Senior Site Reliability Engineer - Production Engineering (Remote - Ireland)
AI Summary ✨
Requirements:
Mastery of Linux (we use Ubuntu but any distro is fine), with the view of debugging ambiguous OS behaviours!!
Command of your favorite modern programming language to appreciate delivering safe and secure services: Python, Typescript, Ruby, Go, Rust, Java, C++, etc.
A solid understanding of Internet fundamental technologies in delivering services on the Internet (TCP/IP, HTTP, DNS, etc).
Experience with public cloud platforms (we use AWS and GCP, but others are also fine) and related tooling (Terraform, Puppet, Chef, Ansible etc.).

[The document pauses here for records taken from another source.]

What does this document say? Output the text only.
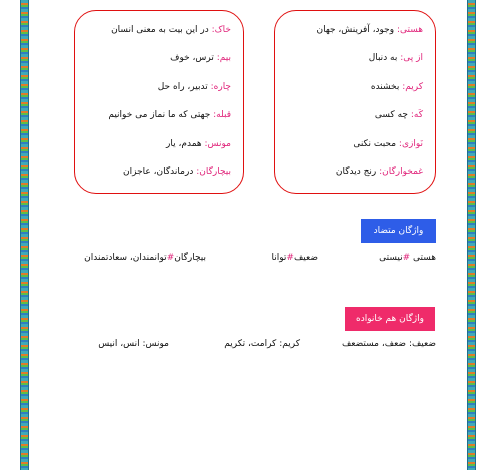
هستی: وجود، آفرینش، جهان
از پی: به دنبال
کریم: بخشنده
کَه: چه کسی
نَوازی: محبت نکنی
غمخوارگان: رنج دیدگان
خاک: در این بیت به معنی انسان
بیم: ترس، خوف
چاره: تدبیر، راه حل
قبله: جهتی که ما نماز می خوانیم
مونس: همدم، یار
بیچارگان: درماندگان، عاجزان
واژگان متضاد
هستی #نیستی
ضعیف#توانا
بیچارگان#توانمندان، سعادتمندان
واژگان هم خانواده
ضعیف: ضعف، مستضعف
کریم: کرامت، تکریم
مونس: انس، انیس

Experience with Linux containerisation and orchestration (e.g., Docker, Podman and Kubernetes).
Self-motivated to investigate, fix and improve Yelp in an ever changing environment.
Leading, Collaborating and Sharing technical activities with teams.
Own the total lifecycle of a system.
What you'll be doing:
Working with engineers across Yelp in supporting new features and services.
Integrating tools to monitor platform stability and performance.
Help scale our Kubernetes clusters and AWS-based infrastructure while maintaining our platform's SLOs.
Ensure the reliability of Yelp’s primary datastores (MySQL and Cassandra).
Troubleshoot site issues using industry-leading tools like Splunk, Grafana, and Prometheus.
Automate everything with Python, Puppet, Git, Jenkins, Terraform and more!
Develop custom tools, when off-the-shelf solutions don’t work at our scale and contribute upstream to open source projects.
Design and implement new systems, tests, and procedures.
Foster and build a fun, diverse, and inclusive culture that reflects Yelp’s values.
Bring your curiosity, tenacity and experience.
Participate in light on-call rotations - we have geographically distributed SRE teams for follow-the-sun support, which reduces the need to be on-call 24h a day!
Perks and benefits:
Full responsibility for projects from day one, a collaborative team, and a dynamic work environment.
Competitive salary, a pension scheme, and an optional employee stock purchase plan.
25 days paid holiday (rising to 29 with service), plus one floating holiday.
€150 monthly reimbursement to help cover remote working expenses.
€95 caregiver reimbursement to support dependent care for families.
Private health insurance, including dental and vision.
Flexible working hours and meeting-free Wednesdays.
Regular 3-day Hackathons, bi-weekly learning groups, and productivity spending to support and encourage your career growth.
Opportunities to participate in digital events and conferences.
€95 per month to use toward qualifying wellness expenses.